The other day my husband and I had, what some people might consider, an argument. I considered it a “knock-down, drag-out, come-to-Jesus” meeting of two rotten souls who were ready to do battle with each other.
He sat in a chair on one side of my desk, looking well rested in his starched khaki shirt and green slacks with his ribbons neatly stacked on his shoulder, fresh from a nap and a hot shower.
I sat in a chair on the other side of my desk, looking worn and frazzled in my flannel pants and holey tee-shirt, with my hair haphazardly piled on my head, chugging through another long work day.
The only things that stood between us were my computer, three empty coffee mugs, and a whole lot of hurt feelings.
We were entering day 5 (or was it 6?) of a stalemate. We sat there, staring at each other. The air was thick with the previously uttered angry words; contempt for each other just floating around my office like dust.
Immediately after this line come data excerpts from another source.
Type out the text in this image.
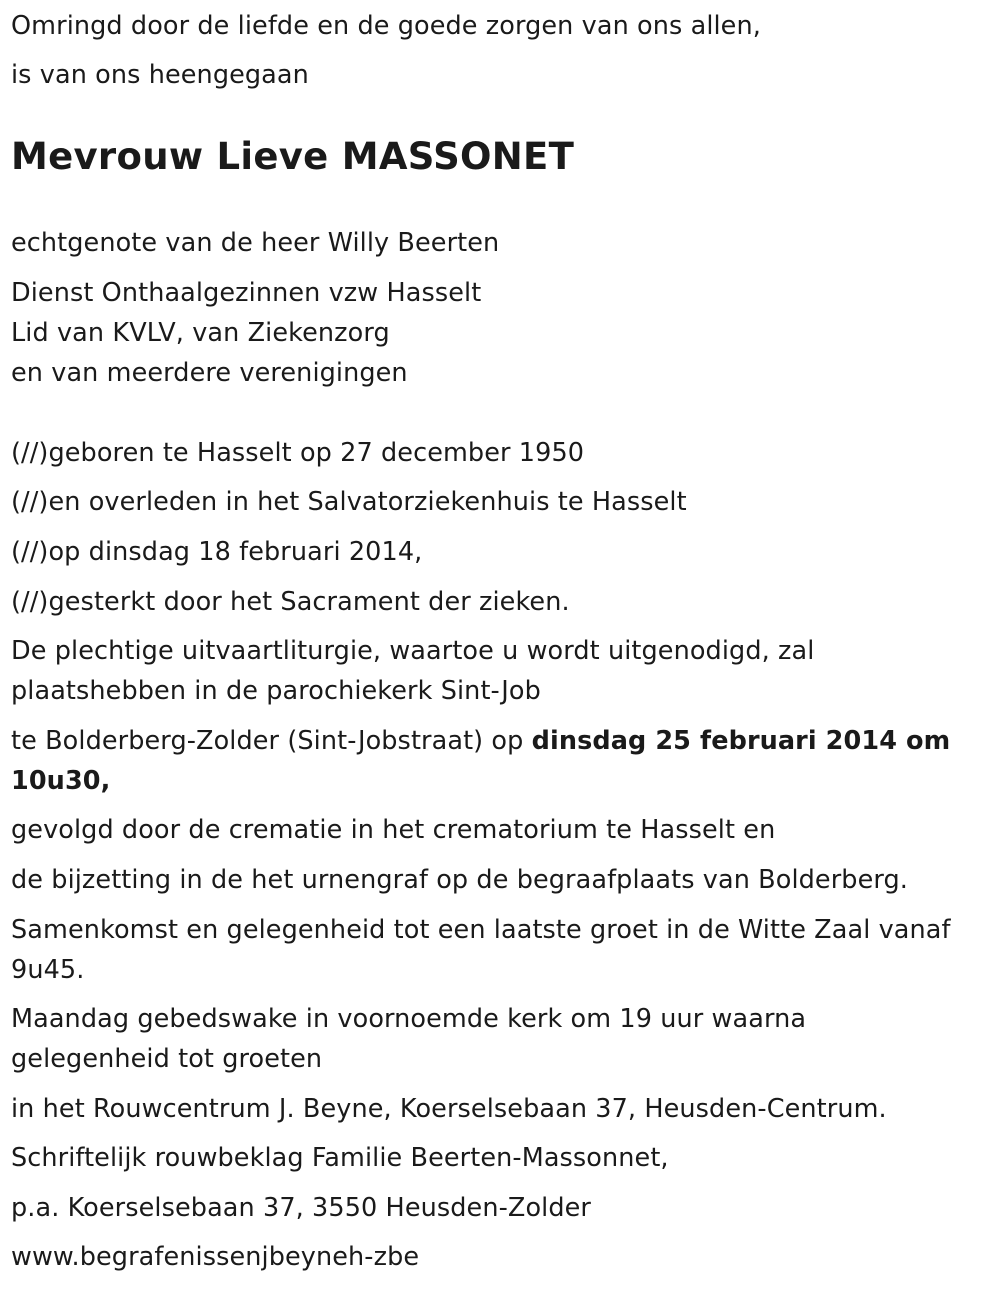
Omringd door de liefde en de goede zorgen van ons allen,
is van ons heengegaan
Mevrouw Lieve MASSONET
echtgenote van de heer Willy Beerten
Dienst Onthaalgezinnen vzw Hasselt
Lid van KVLV, van Ziekenzorg
en van meerdere verenigingen
(//)geboren te Hasselt op 27 december 1950
(//)en overleden in het Salvatorziekenhuis te Hasselt
(//)op dinsdag 18 februari 2014,
(//)gesterkt door het Sacrament der zieken.
De plechtige uitvaartliturgie, waartoe u wordt uitgenodigd, zal
plaatshebben in de parochiekerk Sint-Job
te Bolderberg-Zolder (Sint-Jobstraat) op dinsdag 25 februari 2014 om
10u30,
gevolgd door de crematie in het crematorium te Hasselt en
de bijzetting in de het urnengraf op de begraafplaats van Bolderberg.
Samenkomst en gelegenheid tot een laatste groet in de Witte Zaal vanaf
9u45.
Maandag gebedswake in voornoemde kerk om 19 uur waarna
gelegenheid tot groeten
in het Rouwcentrum J. Beyne, Koerselsebaan 37, Heusden-Centrum.
Schriftelijk rouwbeklag Familie Beerten-Massonnet,
p.a. Koerselsebaan 37, 3550 Heusden-Zolder
www.begrafenissenjbeyneh-zbe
What were we fighting about, you ask?
A week earlier, while studying for a play, I had the audacity to ask him to help me. He basically told me to go haze myself. An hour later, he asked me to help him study a flight manual, and I- repeating his words verbatim- told him to go haze himself.
That launched us into a 5 (or was it 6?) day battle of epic proportions. It all centered on how valuable his time as an aviation student truly is.
At that point I shouted at him that pilots are a dime-a-dozen. I also said that at the end of the day, when the Marine Corps was done with him, all he had left were his wife and kids.
His response was to shout back at me that maybe the Marine Corps wouldn’t always need him, but at this precise moment, we needed the Marine Corps.
He followed that up with how his time was more important. What he needed from me was more important than what I needed from him. Of course I’m paraphrasing here in order to keep it ‘PG’, but you get the point.
I stared at him, thinking about his words.